My husband and I chose the cerclage. A cerclage is a procedure that sews the cervix closed until delivery time.  It does not always work, and according to Dr. Smith, is riskier if done in later pregnancy like mine.  Somewhere about 50/50 or a little less.  If done early in pregnancy it seems to have a much better outcome. 
     Dr Smith put me in the head down postition to await my cerclage.  This is supposed to take the pressure off your cervix.  It is a miserable position for someone with the sinus swelling I have had with the pregnancy.  I was elated though, and would have stayed that way until my 40th week.  Finally it felt like we were doing something positive.  My procedure was scheduled and more ultrasounds to check for any abnormalties in our baby.  Dr Smith explained that if they found anything there would be no heroic efforts.  This actually surprised me, I just assumed it was OUR decision.  Turns out that that hospitals are dealing with high costs and insurance companies and whether they will pay for heroic efforts.  Isn't that ridiculous?  I guess there is a price on life after all.  But anyone dealing with insurances can tell you that, I guess.

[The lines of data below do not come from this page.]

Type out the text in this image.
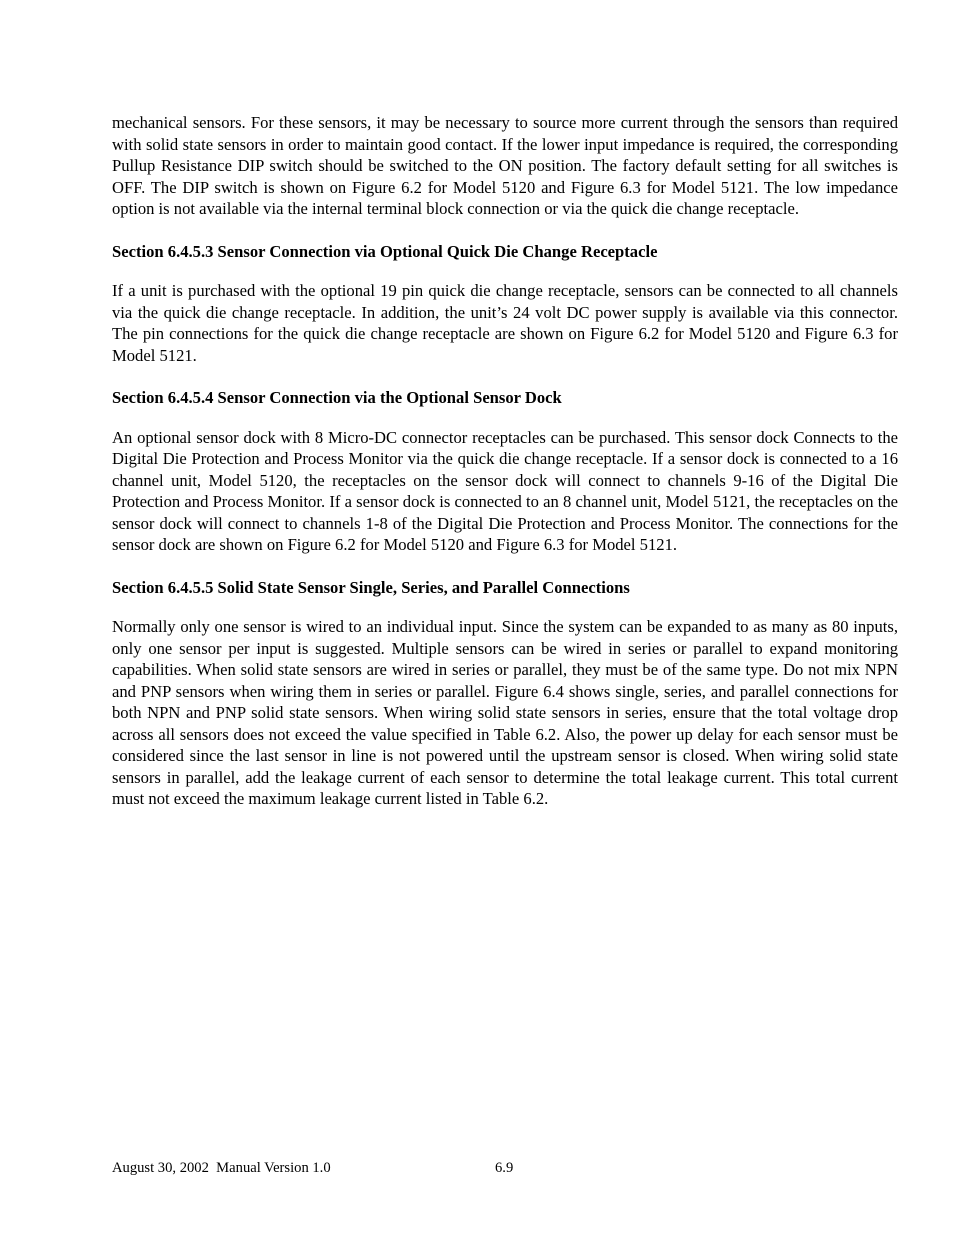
mechanical sensors. For these sensors, it may be necessary to source more current through the sensors than required with solid state sensors in order to maintain good contact. If the lower input impedance is required, the corresponding Pullup Resistance DIP switch should be switched to the ON position. The factory default setting for all switches is OFF. The DIP switch is shown on Figure 6.2 for Model 5120 and Figure 6.3 for Model 5121. The low impedance option is not available via the internal terminal block connection or via the quick die change receptacle.

Section 6.4.5.3 Sensor Connection via Optional Quick Die Change Receptacle

If a unit is purchased with the optional 19 pin quick die change receptacle, sensors can be connected to all channels via the quick die change receptacle. In addition, the unit’s 24 volt DC power supply is available via this connector. The pin connections for the quick die change receptacle are shown on Figure 6.2 for Model 5120 and Figure 6.3 for Model 5121.

Section 6.4.5.4 Sensor Connection via the Optional Sensor Dock

An optional sensor dock with 8 Micro-DC connector receptacles can be purchased. This sensor dock Connects to the Digital Die Protection and Process Monitor via the quick die change receptacle. If a sensor dock is connected to a 16 channel unit, Model 5120, the receptacles on the sensor dock will connect to channels 9-16 of the Digital Die Protection and Process Monitor. If a sensor dock is connected to an 8 channel unit, Model 5121, the receptacles on the sensor dock will connect to channels 1-8 of the Digital Die Protection and Process Monitor. The connections for the sensor dock are shown on Figure 6.2 for Model 5120 and Figure 6.3 for Model 5121.

Section 6.4.5.5 Solid State Sensor Single, Series, and Parallel Connections

Normally only one sensor is wired to an individual input. Since the system can be expanded to as many as 80 inputs, only one sensor per input is suggested. Multiple sensors can be wired in series or parallel to expand monitoring capabilities. When solid state sensors are wired in series or parallel, they must be of the same type. Do not mix NPN and PNP sensors when wiring them in series or parallel. Figure 6.4 shows single, series, and parallel connections for both NPN and PNP solid state sensors. When wiring solid state sensors in series, ensure that the total voltage drop across all sensors does not exceed the value specified in Table 6.2. Also, the power up delay for each sensor must be considered since the last sensor in line is not powered until the upstream sensor is closed. When wiring solid state sensors in parallel, add the leakage current of each sensor to determine the total leakage current. This total current must not exceed the maximum leakage current listed in Table 6.2.

August 30, 2002  Manual Version 1.0	6.9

     We went through all the tests, the ultrasound measurings, the blood tests and the five antibiotics to protect Robert from infection.  It turns out, he was perfect in every way. That actually hurt worse.  He was just being betrayed by the body that is supposed to protect him. I felt so desparate to save him.  I cried and I cried.  I tried very hard not to.  I knew a positive outlook was good for him.  Truly, even though I was afraid, I never thought I would lose him.  God just would not do that to me.  Give me a child now, to take him away.  I believed I would just have to suffer for him, but he would be fine.  God was not cruel. My husband felt that now, that we had the best doctor, our son had a chance.
     The next morning they came to do the procedure.  I was terrified.  Doctor Smith told me there was a chance the amniotic sack could be nicked in the procedure and that would be bad.  The anaesthesiologist came and gave me the options.  I could get a spinal or go under entirely.  Hmmm what do you think a wussy girl like me chose?  There is no way I could stay awake while someone was stitching my cervix closed!  Believe it or not the anaesthesiologist was angry with me at not choosing the local.  When I woke up from the procedure, I asked right away if they nicked anything.  Dr Smith assured me that it went very well.  He was worred about the weak spot in the amniotic sack from protruding slightly from the dialated cervix.  He said we would have to wait and see. 
     I had a visit that day from the neonatal team.  They told me that if my son was born they usually do not try to do heroic efforts to save a baby that is less than 26 weeks gestation.  I was floored.  Again, we stated we wanted every heroic effort made to save our son.  They recorded our wishes and  left.  Now it was just a waiting game.
     After my three day course of antibiotics, a doctor came to our room and told us we should go home for the waiting period and of course I would be on bed rest.  We were horrified I was to go home.  We were well over an hour away and what if something happened???  We argued back and forth, but the doctor was adamant that our insurance would not cover the waiting period and that I was at higher risk for infection IN the hospital than at home.  Reluctantly my husband and I packed to go home.